Calculating the result changes the state assignable; it corresponds to the snd field in Haskell's (a, State) tuple. And the fst field of the tuple is the newly constructed tree, carrying a numbering alongside its data in its leaves.

These variants are functionally equivalent.

Perhaps you've heard the catch-phrase about monadic bind being a "programmable semicolon". Here the meaning of it is clear: it defines the "function call protocol" so to speak, that we use the first returned value as a calculated result, and the second returned value as the updated state, which we pass along to the next calculation, so it gets to see the updated state.
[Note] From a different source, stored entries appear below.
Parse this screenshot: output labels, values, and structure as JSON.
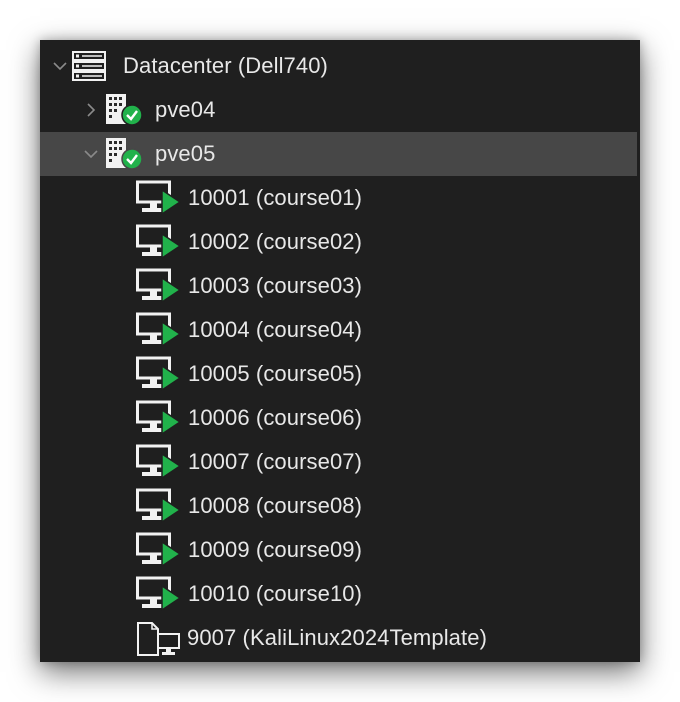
{
  "tree": {
    "datacenter": {
      "label": "Datacenter (Dell740)",
      "icon": "server-rack-icon",
      "expanded": true
    },
    "nodes": [
      {
        "label": "pve04",
        "icon": "node-online-icon",
        "expanded": false,
        "selected": false
      },
      {
        "label": "pve05",
        "icon": "node-online-icon",
        "expanded": true,
        "selected": true
      }
    ],
    "vms": [
      {
        "label": "10001 (course01)",
        "icon": "vm-running-icon"
      },
      {
        "label": "10002 (course02)",
        "icon": "vm-running-icon"
      },
      {
        "label": "10003 (course03)",
        "icon": "vm-running-icon"
      },
      {
        "label": "10004 (course04)",
        "icon": "vm-running-icon"
      },
      {
        "label": "10005 (course05)",
        "icon": "vm-running-icon"
      },
      {
        "label": "10006 (course06)",
        "icon": "vm-running-icon"
      },
      {
        "label": "10007 (course07)",
        "icon": "vm-running-icon"
      },
      {
        "label": "10008 (course08)",
        "icon": "vm-running-icon"
      },
      {
        "label": "10009 (course09)",
        "icon": "vm-running-icon"
      },
      {
        "label": "10010 (course10)",
        "icon": "vm-running-icon"
      }
    ],
    "template": {
      "label": "9007 (KaliLinux2024Template)",
      "icon": "template-icon"
    }
  },
  "colors": {
    "background": "#1f1f1f",
    "selected_row": "#474747",
    "text": "#e8e8e8",
    "status_green": "#21b24b",
    "icon_light": "#f2f2f2"
  }
}
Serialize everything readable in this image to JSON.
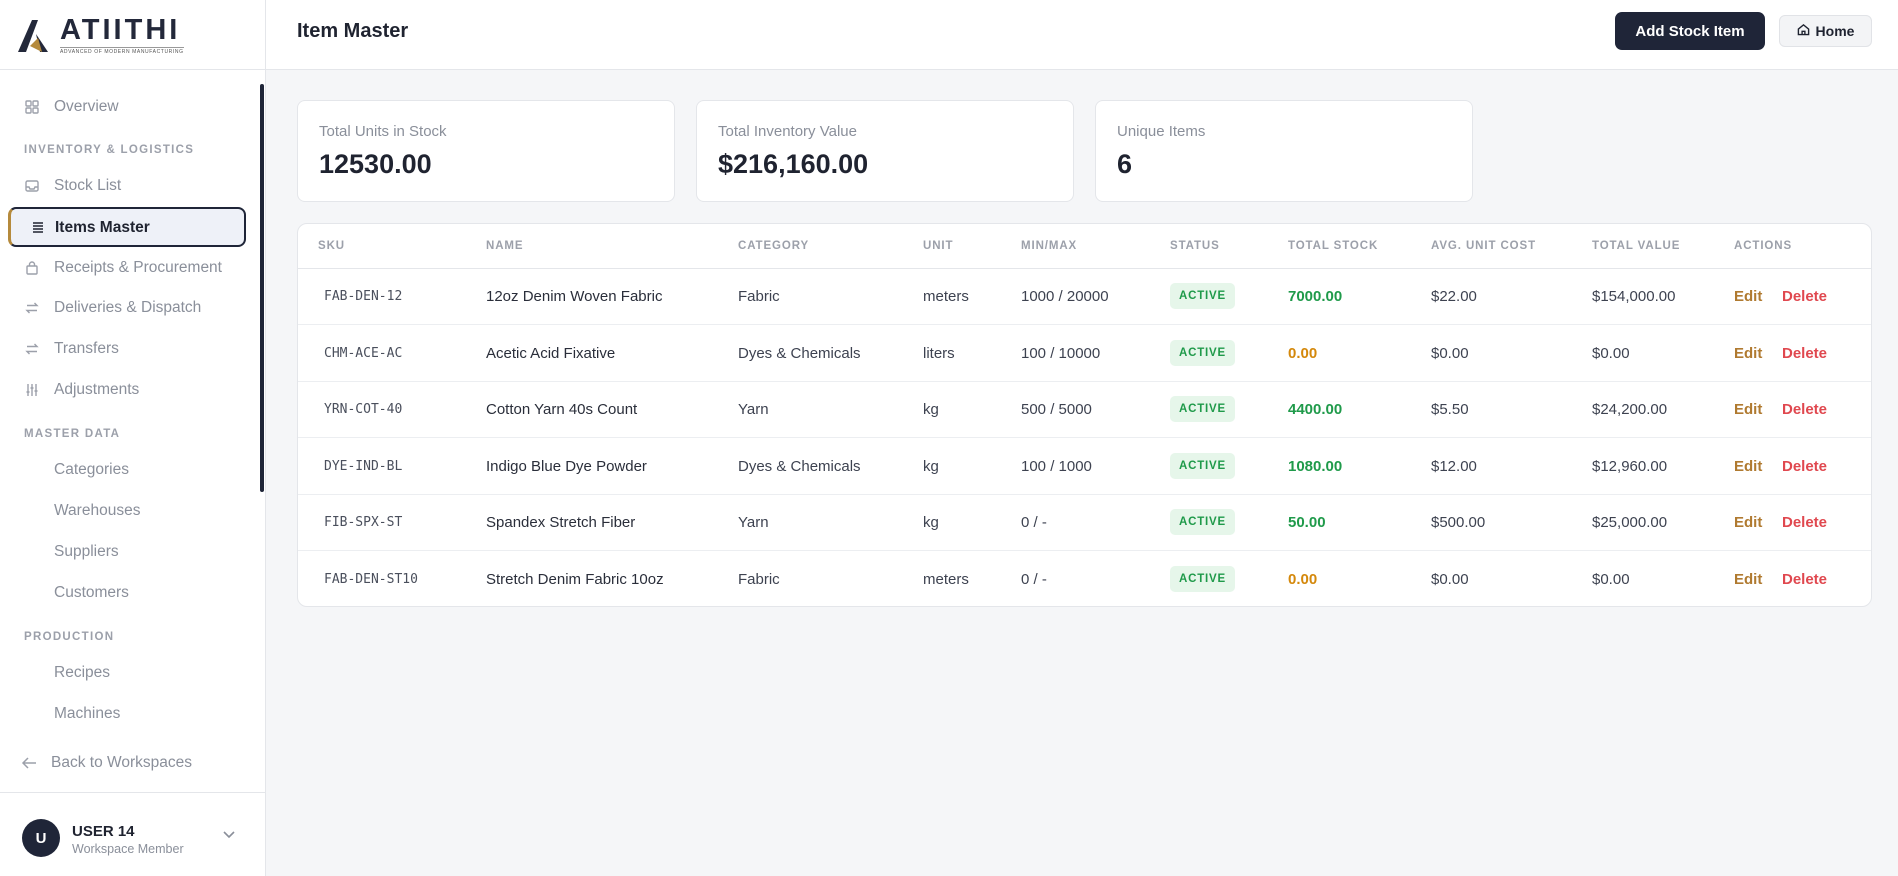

This is the state-passing style of programming (essential for e.g. Prolog), making the state change explicit but having to manually take care of passing along the correct, updated state. Monads allow us to abstract this "wiring" of state passing from one calculation to the next, so it is done automatically for us, at the price of having to think in imperative style, and having this state become hidden, implicit again (like the state change is implicit in the imperative programming, which we wanted to eschew in the first place when switching to the functional programming...).

So all that the State monad is doing is to maintain for us this hidden state, and passing it along updated between the consecutive calculations. So it's nothing major after all.